Bug 34294 - Initialize DOM Storage's quota's current length parameter when we clone it.
Summary: Initialize DOM Storage's quota's current length parameter when we clone it.
Status: RESOLVED FIXED
Alias: None
Product: WebKit
Classification: Unclassified
Component: DOM (show other bugs)
Version: 528+ (Nightly build)
Hardware: Other OS X 10.5
: P2 Normal
Assignee: Nobody
URL:
Keywords:
Depends on:
Blocks:
 
Reported: 2010-01-28 17:17 PST by Jeremy Orlow
Modified: 2010-02-01 11:36 PST (History)
2 users (show)

See Also:


Attachments
Patch (1014 bytes, patch)
2010-01-28 17:20 PST, Jeremy Orlow
abarth: review+
Details | Formatted Diff | Diff

Note You need to log in before you can comment on or make changes to this bug.
Description Jeremy Orlow 2010-01-28 17:17:59 PST
Initialize DOM Storage's quota's current length parameter when we clone it.
Comment 1 Jeremy Orlow 2010-01-28 17:20:11 PST
Created attachment 47661 [details]
Patch
Comment 2 Adam Barth 2010-01-28 17:23:10 PST
Comment on attachment 47661 [details]
Patch

Ok....  I wish this had a test, but you said in IRC that you couldn't write one that actually worked.
Comment 3 Adam Barth 2010-01-28 17:25:40 PST
Jeremy said this might be a security issue.  Marking security sensitive to be safe.
Comment 4 Jeremy Orlow 2010-01-28 17:40:37 PST
I've looked closer and now I'm pretty sure this is not a security issue.

Background:
LocalStorage has quotas and is shared by all tabs.  SessionStorage does not have quotas and is a per-tab storage.  When you create a new window, we clone the session storage.  We store the amount of quota space currently used in m_currentLength and update it on any mutations.

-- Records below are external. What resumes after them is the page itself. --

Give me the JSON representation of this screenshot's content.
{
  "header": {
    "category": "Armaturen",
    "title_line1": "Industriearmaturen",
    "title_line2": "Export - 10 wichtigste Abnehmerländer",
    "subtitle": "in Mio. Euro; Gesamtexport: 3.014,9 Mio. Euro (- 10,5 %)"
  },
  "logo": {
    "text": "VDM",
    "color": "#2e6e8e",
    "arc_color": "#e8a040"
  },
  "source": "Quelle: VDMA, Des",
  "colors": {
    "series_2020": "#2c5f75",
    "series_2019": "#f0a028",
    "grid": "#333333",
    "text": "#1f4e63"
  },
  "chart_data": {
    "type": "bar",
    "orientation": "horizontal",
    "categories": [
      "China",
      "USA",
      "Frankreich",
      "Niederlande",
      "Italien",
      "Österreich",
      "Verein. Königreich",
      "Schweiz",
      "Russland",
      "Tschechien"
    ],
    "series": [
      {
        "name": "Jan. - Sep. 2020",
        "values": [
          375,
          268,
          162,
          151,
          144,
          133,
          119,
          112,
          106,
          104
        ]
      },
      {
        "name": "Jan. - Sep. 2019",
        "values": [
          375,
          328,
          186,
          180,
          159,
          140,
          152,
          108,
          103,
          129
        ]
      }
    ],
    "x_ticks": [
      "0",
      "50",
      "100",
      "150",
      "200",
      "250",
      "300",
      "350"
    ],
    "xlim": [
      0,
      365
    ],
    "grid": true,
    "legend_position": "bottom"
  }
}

The current length is supposed to be copied when we clone the StorageMap but it was not.  Cloning should only ever happen for SessionStorage which has no quota (because it never touches disk and there are much better ways to fill up your memory in the browser).  In addition, it's a little far-fetched to think that a site could keep opening up more windows despite popup blockers, users noticing, etc.

Thus I think this isn't actually a security issue.  Sorry for jumping the gun!
Comment 5 Jeremy Orlow 2010-01-28 17:59:28 PST
Landed in 54035.
Comment 6 David Kilzer (:ddkilzer) 2010-02-01 11:35:33 PST
Removing the security bit per Comment #4.